Let $M_{1}$, $M_{2}$ be two $n \times n$ matrices with entries in $\mathbb{Z}$ such that $\det(M_{1})=\det(M_{2}) = p_{1}p_{2}\cdots p_{m}$, where $p_{j}$ are distinct prime numbers. I need to show that there exist two invertible matrices $A,B$, with entries in $\mathbb{Z}$ such that $M_{1} = A M_{2}B$. If the primes are not distinct then the conclusion may not hold, what could be an example of it?
I now that if above statement holds then $\det(M_{1}) = \det(A M_{2} B)$, and then $\det(B) = 1/\det(A)$, then $B = A^{-1}$. Also since $\det(M_i)$ is not zero, then $M_{i}$ is invertible.

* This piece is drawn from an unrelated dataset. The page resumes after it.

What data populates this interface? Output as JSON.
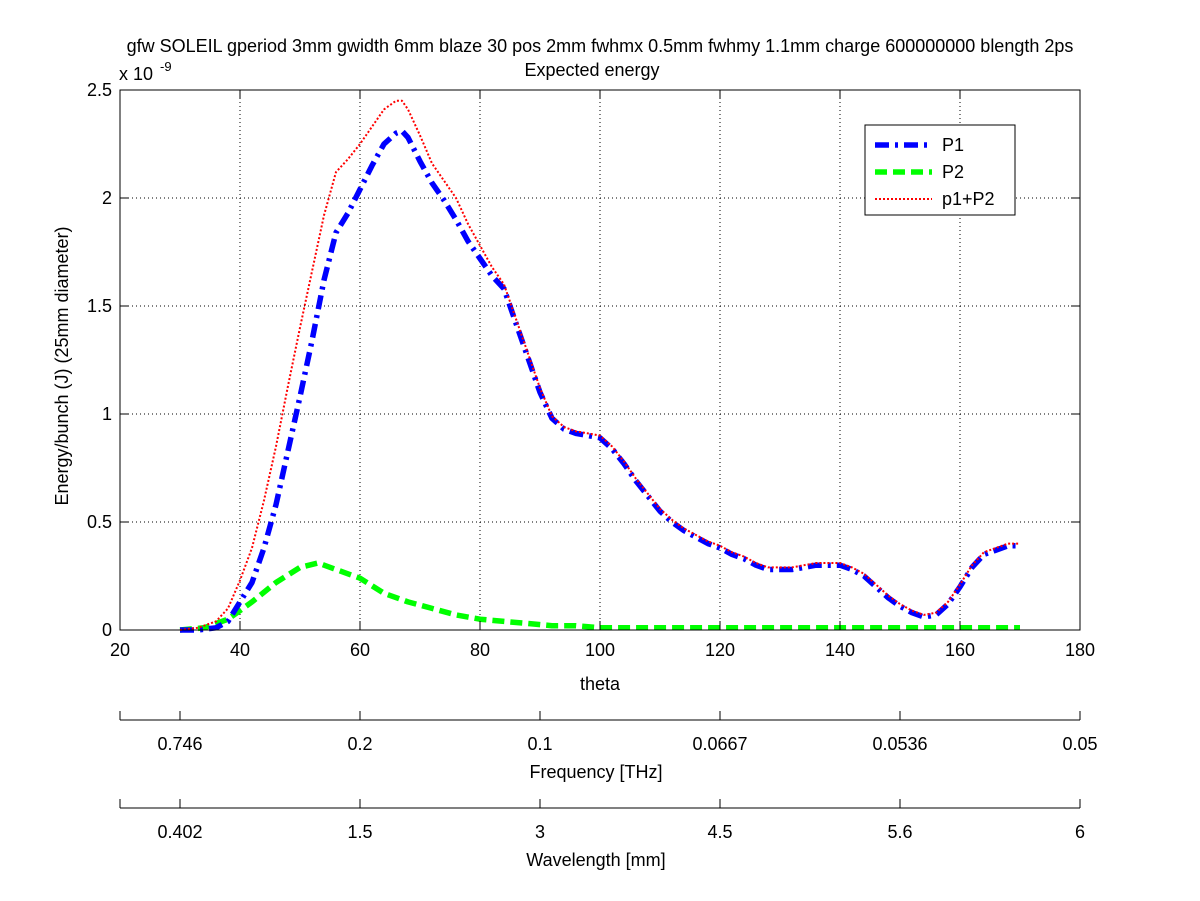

Any hints would be helpful.
Thanks
If $M\in M_n(\mathbb Z)$ is such that $\det M=p_1\cdots p_n$ with $p_i$ distinct primes, then its Smith normal form is necessarily $\operatorname{diag}(1,\dots,1,p_1\cdots p_n)$. This shows the first part of your question.
For the second part consider two diagonal $2\times 2$ matrices, one of them being $\operatorname{diag}(1,p^2)$, and the other $\operatorname{diag}(p,p)$.